Leading in Your Youth Ministry   Back to blog list

July 2, 2015   Pastor Ben Hoyle - National Youth Facilitator, A/G NZ,

I was 24 when I took on the senior leadership roll of the youth ministry at our church. I know by most standards that probably isn’t that young, and there are probably plenty of senior ministry leaders out there who are and have lead at much younger ages. One of the things I was told in my first two years of leadership from one of our staff was “Unfortunately, don’t expect the church to respect your leadership until you are at least 40 years old.” As a young person, I guess that statement bugged me, after all leadership is about influence and if you are to have influence without respect, can I really say I have influence? 12 years on, I have dealt with many situations that have challenged my influence. To be fair, the person who made the statement to me was talking more about older members of the congregation who may have just seen me as a young buck probably trying to make his mark and make a few risks that would prayerfully extend the Kingdom. But, to be honest, time has taught me that it’s not just the older who I perhaps felt tension from when it came to me taking the lead, making decisions and trying to work out the vision of our youth ministry (which incidentally is the same as our church vision – and there is another article in that statement perhaps). I have also had challenges from those I have led, younger, rising stars that were serving with me. I guess what I am perhaps highlighting is that there are times as leaders we can feel surrounded by opposition, not just from one part of the church, but perhaps at times from those unexpected parts of the church who we think might have our backs, the ones we can usually rely on to get behind the direction we are leading.

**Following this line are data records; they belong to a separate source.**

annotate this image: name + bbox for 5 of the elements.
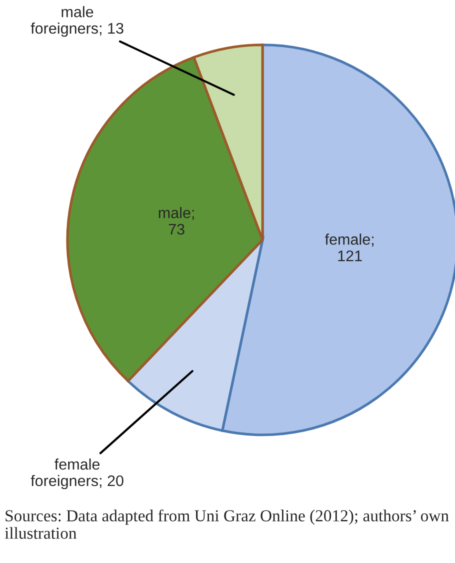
data-label: female; 121 [324,234,374,262]
data-label: male; 73 [158,207,194,235]
data-label: female foreigners; 20 [30,458,124,490]
data-label: male foreigners; 13 [30,6,124,37]
source-note: Sources: Data adapted from Uni Graz Online (2012); authors’ own illustration [4,510,449,539]
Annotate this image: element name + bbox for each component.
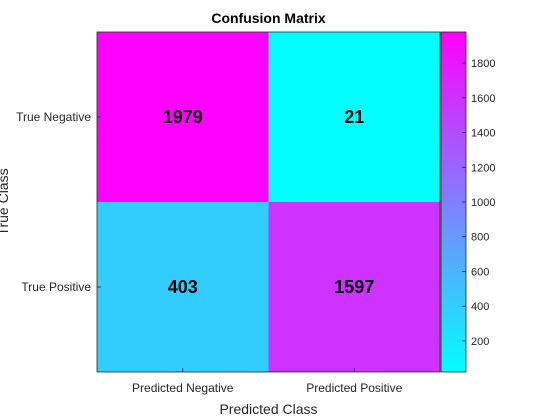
heatmap-cell-r1-c0	[97, 202, 269, 372]
cell-value-r0-c0: 1979	[163, 107, 203, 127]
heatmap-cell-r0-c1	[268, 32, 440, 202]
y-tick-label: True Negative	[16, 110, 91, 124]
colorbar-tick-label: 800	[471, 232, 489, 244]
cell-value-r0-c1: 21	[344, 107, 364, 127]
colorbar-tick-label: 1200	[471, 162, 495, 174]
y-tick-label: True Positive	[21, 280, 91, 294]
heatmap-cells	[97, 32, 440, 372]
y-axis-label: True Class	[0, 168, 11, 235]
colorbar-tick-label: 1800	[471, 58, 495, 70]
cell-value-r1-c1: 1597	[334, 277, 374, 297]
colorbar-tick-label: 1400	[471, 128, 495, 140]
heatmap-cell-r0-c0	[97, 32, 269, 202]
chart-title: Confusion Matrix	[211, 10, 326, 26]
colorbar-gradient	[440, 31, 467, 373]
cell-value-r1-c0: 403	[168, 277, 198, 297]
x-tick-label: Predicted Negative	[132, 381, 234, 395]
heatmap-cell-r1-c1	[268, 202, 440, 372]
y-axis-ticks: True Negative True Positive	[16, 110, 101, 294]
x-axis-label: Predicted Class	[219, 401, 317, 417]
plot-frame	[96, 31, 441, 373]
cell-value-labels: 1979 21 403 1597	[163, 107, 375, 297]
colorbar-tick-label: 200	[471, 336, 489, 348]
colorbar-tick-label: 400	[471, 301, 489, 313]
colorbar-tick-label: 1600	[471, 93, 495, 105]
x-axis-ticks: Predicted Negative Predicted Positive	[132, 368, 403, 395]
colorbar: 200 400 600 800 1000 1200 1400 1600 1800	[440, 31, 495, 373]
colorbar-tick-label: 1000	[471, 197, 495, 209]
colorbar-ticks: 200 400 600 800 1000 1200 1400 1600 1800	[462, 58, 495, 348]
colorbar-tick-label: 600	[471, 266, 489, 278]
x-tick-label: Predicted Positive	[306, 381, 402, 395]
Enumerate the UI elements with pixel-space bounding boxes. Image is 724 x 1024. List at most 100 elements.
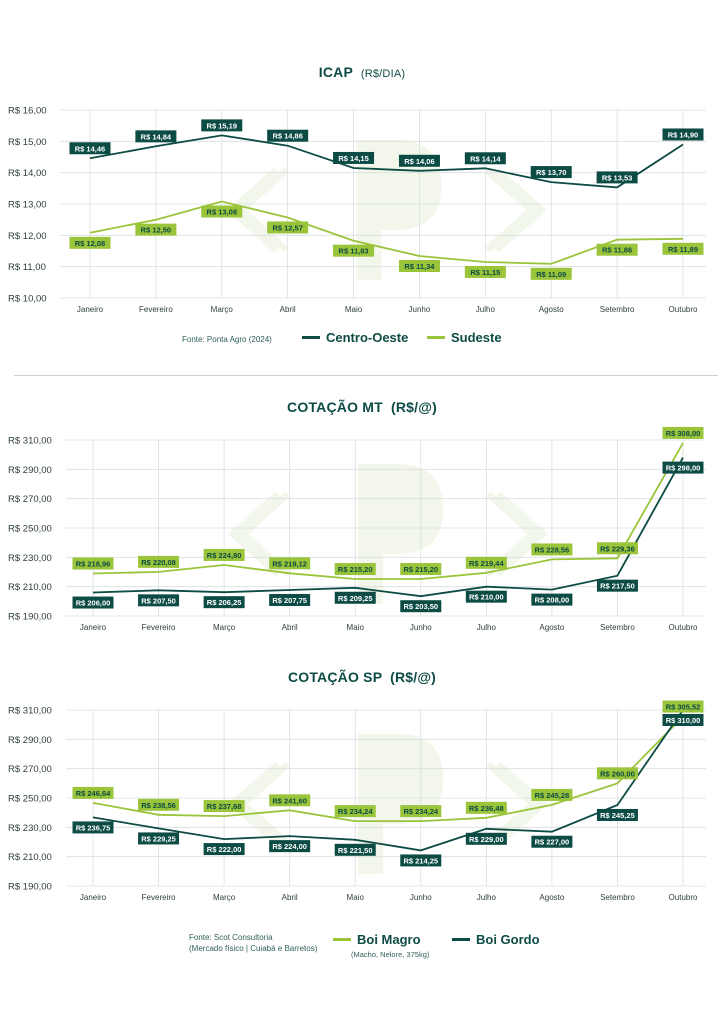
icap-data-label-box	[135, 223, 177, 236]
mt-data-label-box	[334, 591, 376, 604]
sp-y-tick-label: R$ 190,00	[8, 882, 52, 893]
mt-y-tick-label: R$ 210,00	[8, 582, 52, 593]
legend-swatch-centro-oeste	[302, 336, 320, 339]
sp-data-label-box	[400, 854, 442, 867]
icap-data-label-text: R$ 12,57	[272, 223, 302, 232]
icap-data-label-box	[201, 119, 243, 132]
sp-data-label-text: R$ 221,50	[338, 846, 373, 855]
mt-x-tick-label: Agosto	[539, 623, 564, 632]
icap-data-label-text: R$ 12,50	[141, 226, 171, 235]
icap-title-unit: (R$/DIA)	[360, 68, 406, 80]
sp-data-label-text: R$ 234,24	[338, 807, 373, 816]
sp-y-tick-label: R$ 210,00	[8, 852, 52, 863]
mt-y-tick-label: R$ 230,00	[8, 553, 52, 564]
mt-y-tick-label: R$ 190,00	[8, 612, 52, 623]
icap-data-label-box	[662, 242, 704, 255]
sp-x-tick-label: Maio	[347, 893, 365, 902]
mt-x-tick-label: Outubro	[669, 623, 698, 632]
sp-x-tick-label: Janeiro	[80, 893, 107, 902]
sp-y-tick-label: R$ 270,00	[8, 764, 52, 775]
sp-data-label-text: R$ 246,64	[76, 789, 111, 798]
mt-series-line-boi-gordo	[92, 457, 684, 598]
icap-data-label-text: R$ 11,34	[404, 262, 435, 271]
icap-watermark-right-chevron	[484, 167, 547, 253]
sp-data-label-text: R$ 214,25	[403, 856, 438, 865]
icap-data-label-sudeste: R$ 11,89	[662, 242, 704, 255]
mt-y-tick-label: R$ 290,00	[8, 465, 52, 476]
sp-data-label-boi-gordo: R$ 245,25	[596, 808, 638, 821]
icap-x-tick-label: Março	[211, 305, 234, 314]
sp-x-tick-label: Fevereiro	[142, 893, 176, 902]
sp-data-label-boi-gordo: R$ 229,00	[465, 832, 507, 845]
icap-x-tick-label: Fevereiro	[139, 305, 173, 314]
icap-data-label-centro-oeste: R$ 14,14	[464, 152, 506, 165]
sp-data-label-box	[465, 801, 507, 814]
mt-data-label-text: R$ 229,36	[600, 544, 635, 553]
mt-data-label-box	[400, 600, 442, 613]
sp-data-label-box	[334, 843, 376, 856]
mt-x-tick-label: Março	[213, 623, 236, 632]
sp-title: COTAÇÃO SP (R$/@)	[0, 669, 724, 685]
sp-y-tick-label: R$ 290,00	[8, 735, 52, 746]
icap-data-label-text: R$ 14,90	[668, 130, 698, 139]
mt-data-label-boi-magro: R$ 215,20	[334, 563, 376, 576]
icap-data-label-box	[201, 205, 243, 218]
legend-centro-oeste: Centro-Oeste	[302, 330, 408, 345]
sp-source: Fonte: Scot Consultoria (Mercado físico …	[189, 932, 317, 954]
sp-x-tick-label: Abril	[282, 893, 298, 902]
icap-data-label-sudeste: R$ 11,83	[333, 244, 375, 257]
sp-x-tick-label: Outubro	[669, 893, 698, 902]
mt-data-label-box	[138, 555, 180, 568]
icap-x-tick-label: Junho	[409, 305, 431, 314]
sp-data-label-box	[203, 800, 245, 813]
sp-data-label-box	[596, 767, 638, 780]
mt-data-label-boi-gordo: R$ 210,00	[465, 590, 507, 603]
icap-data-label-box	[596, 243, 638, 256]
mt-data-label-boi-magro: R$ 219,12	[269, 557, 311, 570]
sp-data-label-text: R$ 236,48	[469, 804, 504, 813]
sp-data-label-box	[72, 786, 114, 799]
sp-data-label-text: R$ 229,25	[141, 834, 176, 843]
mt-data-label-box	[596, 579, 638, 592]
mt-data-label-box	[531, 593, 573, 606]
icap-title-text: ICAP	[318, 64, 353, 80]
mt-data-label-text: R$ 298,00	[666, 464, 701, 473]
mt-data-label-box	[596, 542, 638, 555]
mt-data-label-boi-gordo: R$ 217,50	[596, 579, 638, 592]
mt-data-label-box	[662, 426, 704, 439]
mt-title-unit: (R$/@)	[390, 399, 437, 415]
icap-data-label-box	[333, 244, 375, 257]
section-divider	[14, 375, 718, 376]
mt-data-label-boi-magro: R$ 228,56	[531, 543, 573, 556]
mt-data-label-text: R$ 203,50	[403, 602, 438, 611]
icap-data-label-box	[69, 236, 111, 249]
mt-data-label-box	[465, 556, 507, 569]
sp-source-line2: (Mercado físico | Cuiabá e Barretos)	[189, 944, 318, 953]
sp-data-label-boi-gordo: R$ 224,00	[269, 840, 311, 853]
mt-data-label-box	[334, 563, 376, 576]
icap-data-label-sudeste: R$ 11,86	[596, 243, 638, 256]
icap-data-label-text: R$ 12,08	[75, 239, 105, 248]
legend-swatch-boi-gordo	[452, 938, 470, 941]
icap-data-label-box	[135, 130, 177, 143]
sp-x-tick-label: Junho	[410, 893, 432, 902]
mt-watermark-p	[358, 464, 443, 604]
icap-data-label-box	[398, 260, 440, 273]
sp-data-label-box	[138, 798, 180, 811]
mt-data-label-text: R$ 206,25	[207, 598, 242, 607]
sp-data-label-text: R$ 305,52	[666, 703, 701, 712]
sp-data-label-boi-magro: R$ 236,48	[465, 801, 507, 814]
icap-data-label-text: R$ 11,09	[536, 270, 566, 279]
sp-x-tick-label: Março	[213, 893, 236, 902]
mt-data-label-box	[269, 557, 311, 570]
icap-data-label-centro-oeste: R$ 14,06	[398, 154, 440, 167]
mt-data-label-boi-magro: R$ 215,20	[400, 563, 442, 576]
sp-chart: R$ 190,00 R$ 210,00 R$ 230,00 R$ 250,00 R$ 2…	[8, 700, 706, 902]
sp-data-label-text: R$ 245,28	[535, 791, 570, 800]
icap-data-label-text: R$ 11,89	[668, 245, 698, 254]
sp-data-label-text: R$ 237,68	[207, 802, 242, 811]
mt-data-label-text: R$ 224,80	[207, 551, 242, 560]
icap-data-label-text: R$ 15,19	[207, 121, 237, 130]
mt-data-label-text: R$ 209,25	[338, 594, 373, 603]
sp-data-label-boi-gordo: R$ 229,25	[138, 832, 180, 845]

If we are not careful, we can be derailed and robbed of the vision for leadership. You know when you get low. It’s when the usually smallest challenge, perhaps a challenge on the way the posters look for an event, or perhaps when those three youth leaders don’t like your choice of guest speaker. When things like that start to wear away at you, could I suggest it’s time to get in the presence of our Father and allow him to renew our strength. Because if left unchecked, you may find yourself not just questioning the relevance of your dress sense, but if allowed to blossom, you may find yourself questioning the relevance of your leadership (especially if you’ve entered ministry at a young age and you are waiting for 40 thinking it’ll all change. I’m not 40 yet, so I’ll let you know how that pans out in a few more years).

Noah is a great inspiration. A man who led against great opposition, doing what he knew was the call of God. In Genesis 6, God looks down at humanity and our wickedness and then sees Noah to whom he says, “for you alone I have seen to be righteous before Me in this time.” Now I don’t know about you, but if I was the only one capable of leading in the purposes of God and I knew that “I was it”, I would find that pretty debilitating. Noah was ridiculed far worse than I’ve ever had to be exposed to, and so the challenge to me is to focus on the vision and make sure I don’t get robbed by criticism. Praise God I don’t lead a youth ministry that doesn’t have a loving relationship with Jesus! It’s an honour to lead a group of people who love Him and want to see God’s best for their lives and that is the goal. Leading with a ‘WHY’ will always be more fruitful than leading with a ‘WHAT’.

I think that when it comes to influence and gaining respect, often it’s earned. Maybe the problem is that we’ve decided that respect in leadership is a demand, but the reality is when you lead by example and people see the WHY behind your own leadership you will inspire others to follow you. When the WHY is the focus over the WHAT, they’ll want to serve the vision you are leading no matter what your choice of stage layout is or the corny jokes you tell. In Joshua chapter 24, Joshua gives the people of Israel a choice A) serve the God who they had always served, the one who had brought them into the land or B) serve the gods of the surrounding lands. “But as for me and my house,” he says, “we will serve the Lord.” The people answer in unison that they will pledge their allegiance to God. Because they believe in Joshua’s leadership, they follow Joshua’s example. He doesn’t have to threaten them; he merely inspires them by his example.

You’ll always have critics who will have opinions on the WHAT in our ministry and churches, but if we like Noah stay true to our WHY I believe our vision, calling and identity in leadership will be stronger for it.